Try saying, “That was then, and now is now. I did what I thought was right at the time, even if now I regret it.” It helps to say it out loud to yourself.
“Physical relaxation techniques may work. And mindfulness therapy, a treatment that incorporates meditation techniques, has been shown to help break the cycle of worry by bringing about changes in the neurological pathways.
“Forms of this treatment are available on the NHS.
“If you have regrets about bad habits you can’t seem to control -such as smoking or drinking too much – it helps to say, “I don’t like my behaviour.
“But that does not make me a bad person. I can change.”
Studies show that no matter at what point you give up bad habits, you are likely to improve your health.
It may sound twee, but if you feel upset and guilty about hurting others, admit to your wrongs and apologise for them.
If your regrets fill you with shame, write a list of them on a piece of paper, then tear it up and bin it.
This will help you let go of the regret and feel calmer. Many therapists use this technique, not just for regret but for situations such as getting over a relationship split.
And if you normally keep your regrets to yourself, confide them to someone you can trust. Talking helps lessen the power worry has over us.
Some regrets are to do with events outside our control. We may regret that a partner dumped us, or that we didn’t get that job we wanted, or that someone we thought was a friend treated us unfairly.
We may even bitterly regret the sort of upbringing we had. The truth is that no amount of regretting can alter that past. But dwelling on it can hold us back and ruin the future.
Katie Piper, a beautiful young model and TV presenter, could have been excused for being bitterly regretful after a man attacked her with a cupful of acid, leaving her disfigured.
Instead, she vowed not to be defined as ‘the girl who had acid thrown in her face’ but as a person with a lifetime ahead of her.
Doctors have been responsible for her remarkable physical reconstruction – but she took charge of her emotional recovery.

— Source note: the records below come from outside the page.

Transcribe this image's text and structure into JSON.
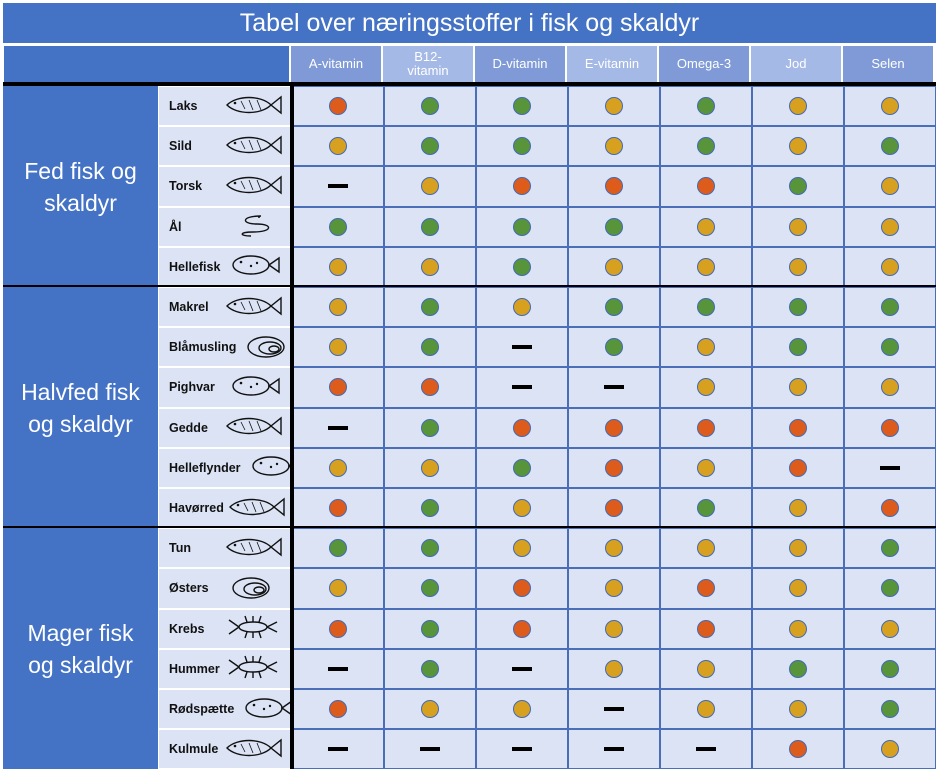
{
  "title": "Tabel over næringsstoffer i fisk og skaldyr",
  "columns": [
    "A-vitamin",
    "B12-\nvitamin",
    "D-vitamin",
    "E-vitamin",
    "Omega-3",
    "Jod",
    "Selen"
  ],
  "colors": {
    "green": "#57943a",
    "yellow": "#d7a11f",
    "orange": "#de5c1b",
    "header": "#4472c4"
  },
  "groups": [
    {
      "label": "Fed fisk og\nskaldyr",
      "rows": [
        {
          "name": "Laks",
          "icon": "salmon-icon",
          "values": [
            "orange",
            "green",
            "green",
            "yellow",
            "green",
            "yellow",
            "yellow"
          ]
        },
        {
          "name": "Sild",
          "icon": "herring-icon",
          "values": [
            "yellow",
            "green",
            "green",
            "yellow",
            "green",
            "yellow",
            "green"
          ]
        },
        {
          "name": "Torsk",
          "icon": "cod-icon",
          "values": [
            "none",
            "yellow",
            "orange",
            "orange",
            "orange",
            "green",
            "yellow"
          ]
        },
        {
          "name": "Ål",
          "icon": "eel-icon",
          "values": [
            "green",
            "green",
            "green",
            "green",
            "yellow",
            "yellow",
            "yellow"
          ]
        },
        {
          "name": "Hellefisk",
          "icon": "flatfish-icon",
          "values": [
            "yellow",
            "yellow",
            "green",
            "yellow",
            "yellow",
            "yellow",
            "yellow"
          ]
        }
      ]
    },
    {
      "label": "Halvfed fisk\nog skaldyr",
      "rows": [
        {
          "name": "Makrel",
          "icon": "mackerel-icon",
          "values": [
            "yellow",
            "green",
            "yellow",
            "green",
            "green",
            "green",
            "green"
          ]
        },
        {
          "name": "Blåmusling",
          "icon": "mussel-icon",
          "values": [
            "yellow",
            "green",
            "none",
            "green",
            "yellow",
            "green",
            "green"
          ]
        },
        {
          "name": "Pighvar",
          "icon": "turbot-icon",
          "values": [
            "orange",
            "orange",
            "none",
            "none",
            "yellow",
            "yellow",
            "yellow"
          ]
        },
        {
          "name": "Gedde",
          "icon": "pike-icon",
          "values": [
            "none",
            "green",
            "orange",
            "orange",
            "orange",
            "orange",
            "orange"
          ]
        },
        {
          "name": "Helleflynder",
          "icon": "halibut-icon",
          "values": [
            "yellow",
            "yellow",
            "green",
            "orange",
            "yellow",
            "orange",
            "none"
          ]
        },
        {
          "name": "Havørred",
          "icon": "trout-icon",
          "values": [
            "orange",
            "green",
            "yellow",
            "orange",
            "green",
            "yellow",
            "orange"
          ]
        }
      ]
    },
    {
      "label": "Mager fisk\nog skaldyr",
      "rows": [
        {
          "name": "Tun",
          "icon": "tuna-icon",
          "values": [
            "green",
            "green",
            "yellow",
            "yellow",
            "yellow",
            "yellow",
            "green"
          ]
        },
        {
          "name": "Østers",
          "icon": "oyster-icon",
          "values": [
            "yellow",
            "green",
            "orange",
            "yellow",
            "orange",
            "yellow",
            "green"
          ]
        },
        {
          "name": "Krebs",
          "icon": "crayfish-icon",
          "values": [
            "orange",
            "green",
            "orange",
            "yellow",
            "orange",
            "yellow",
            "yellow"
          ]
        },
        {
          "name": "Hummer",
          "icon": "lobster-icon",
          "values": [
            "none",
            "green",
            "none",
            "yellow",
            "yellow",
            "green",
            "green"
          ]
        },
        {
          "name": "Rødspætte",
          "icon": "plaice-icon",
          "values": [
            "orange",
            "yellow",
            "yellow",
            "none",
            "yellow",
            "yellow",
            "green"
          ]
        },
        {
          "name": "Kulmule",
          "icon": "hake-icon",
          "values": [
            "none",
            "none",
            "none",
            "none",
            "none",
            "orange",
            "yellow"
          ]
        }
      ]
    }
  ]
}
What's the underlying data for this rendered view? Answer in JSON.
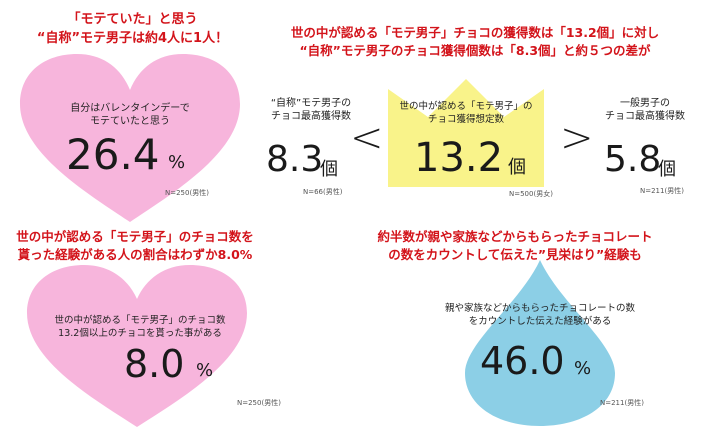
{
  "top_left": {
    "headline_1": "「モテていた」と思う",
    "headline_2": "“自称”モテ男子は約4人に1人！",
    "label_1": "自分はバレンタインデーで",
    "label_2": "モテていたと思う",
    "value": "26.4",
    "unit": "%",
    "sample": "N=250(男性)",
    "fill_color": "#f7b5dc"
  },
  "top_right": {
    "headline_1": "世の中が認める「モテ男子」チョコの獲得数は「13.2個」に対し",
    "headline_2": "“自称”モテ男子のチョコ獲得個数は「8.3個」と約５つの差が",
    "self": {
      "label_1": "“自称”モテ男子の",
      "label_2": "チョコ最高獲得数",
      "value": "8.3",
      "unit": "個",
      "sample": "N=66(男性)"
    },
    "lt": "<",
    "crown": {
      "label_1": "世の中が認める「モテ男子」の",
      "label_2": "チョコ獲得想定数",
      "value": "13.2",
      "unit": "個",
      "sample": "N=500(男女)",
      "fill_color": "#f9f38a"
    },
    "gt": ">",
    "general": {
      "label_1": "一般男子の",
      "label_2": "チョコ最高獲得数",
      "value": "5.8",
      "unit": "個",
      "sample": "N=211(男性)"
    }
  },
  "bottom_left": {
    "headline_1": "世の中が認める「モテ男子」のチョコ数を",
    "headline_2": "貰った経験がある人の割合はわずか8.0%",
    "label_1": "世の中が認める「モテ男子」のチョコ数",
    "label_2": "13.2個以上のチョコを貰った事がある",
    "value": "8.0",
    "unit": "%",
    "sample": "N=250(男性)",
    "fill_color": "#f7b5dc"
  },
  "bottom_right": {
    "headline_1": "約半数が親や家族などからもらったチョコレート",
    "headline_2": "の数をカウントして伝えた”見栄はり”経験も",
    "label_1": "親や家族などからもらったチョコレートの数",
    "label_2": "をカウントした伝えた経験がある",
    "value": "46.0",
    "unit": "%",
    "sample": "N=211(男性)",
    "fill_color": "#8ccfe6"
  }
}
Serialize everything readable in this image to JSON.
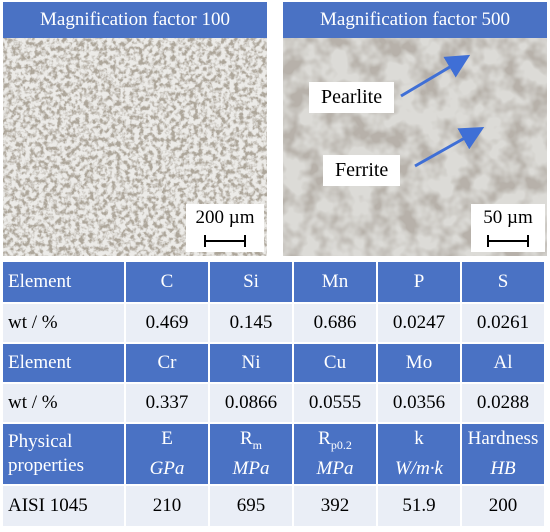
{
  "panels": {
    "left_title": "Magnification factor 100",
    "right_title": "Magnification factor 500",
    "left_scale": "200 µm",
    "right_scale": "50 µm",
    "pearlite_label": "Pearlite",
    "ferrite_label": "Ferrite",
    "arrow_color": "#3f6fd6"
  },
  "table": {
    "row1": {
      "label": "Element",
      "cells": [
        "C",
        "Si",
        "Mn",
        "P",
        "S"
      ]
    },
    "row2": {
      "label": "wt / %",
      "cells": [
        "0.469",
        "0.145",
        "0.686",
        "0.0247",
        "0.0261"
      ]
    },
    "row3": {
      "label": "Element",
      "cells": [
        "Cr",
        "Ni",
        "Cu",
        "Mo",
        "Al"
      ]
    },
    "row4": {
      "label": "wt / %",
      "cells": [
        "0.337",
        "0.0866",
        "0.0555",
        "0.0356",
        "0.0288"
      ]
    },
    "physical": {
      "label_line1": "Physical",
      "label_line2": "properties",
      "props": [
        {
          "sym": "E",
          "sub": "",
          "unit": "GPa"
        },
        {
          "sym": "R",
          "sub": "m",
          "unit": "MPa"
        },
        {
          "sym": "R",
          "sub": "p0.2",
          "unit": "MPa"
        },
        {
          "sym": "k",
          "sub": "",
          "unit": "W/m·k"
        },
        {
          "sym": "Hardness",
          "sub": "",
          "unit": "HB"
        }
      ]
    },
    "material": {
      "label": "AISI 1045",
      "cells": [
        "210",
        "695",
        "392",
        "51.9",
        "200"
      ]
    }
  },
  "colors": {
    "header_blue": "#4a72c4",
    "row_light": "#eaeef6"
  }
}
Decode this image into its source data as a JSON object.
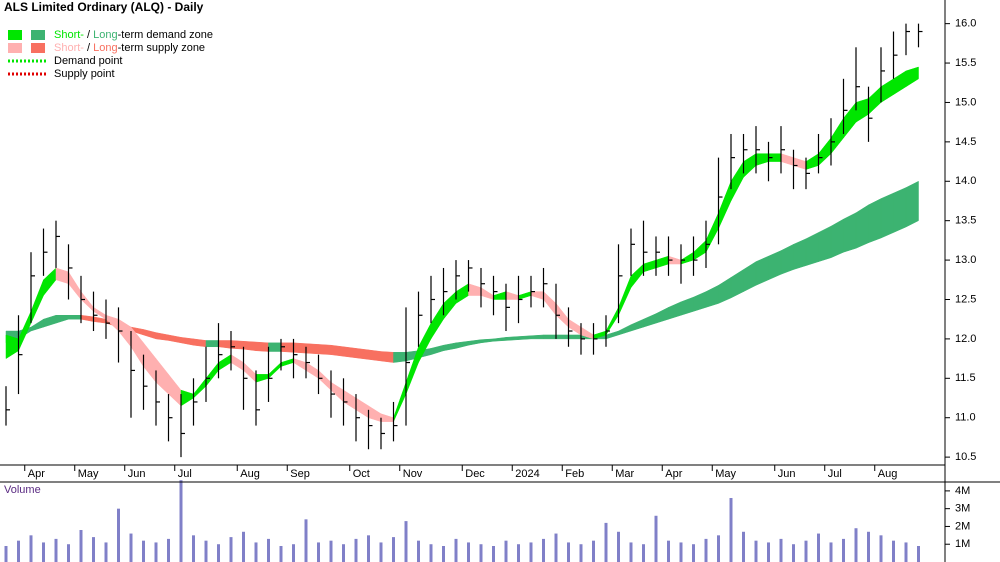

Now she has started her own charity foundation to help other people who have been badly burned and scarred.
She has turned a hideous situation into a positive one.
And if she can overcome regrets about such a terrible tragedy, you can learn to put your regrets behind you too.
Finally, let me mention the sort of regrets that concern things you wish you had done, as opposed to those you wish you hadn’t.
These – all about our failure to seize opportunities or realise our potential – do not diminish with age. Quite the reverse.
It is these regrets that come to the fore in older people when they receive bad news about their own health or that of a loved one.
A growing number of clients feel panic-stricken about the onset of serious illness and it’s because they feel they haven’t lived life to the full.
If you received a terminal diagnosis tomorrow, wouldn’t it be amazing to say, “I hope I don’t die yet but if I do, I’ve had a fulfilled life?”
It’s never too late to start working towards achieving goals.
As Frank Sinatra said in My Way, you may still have regrets, but hopefully they’ll be “too few to mention.”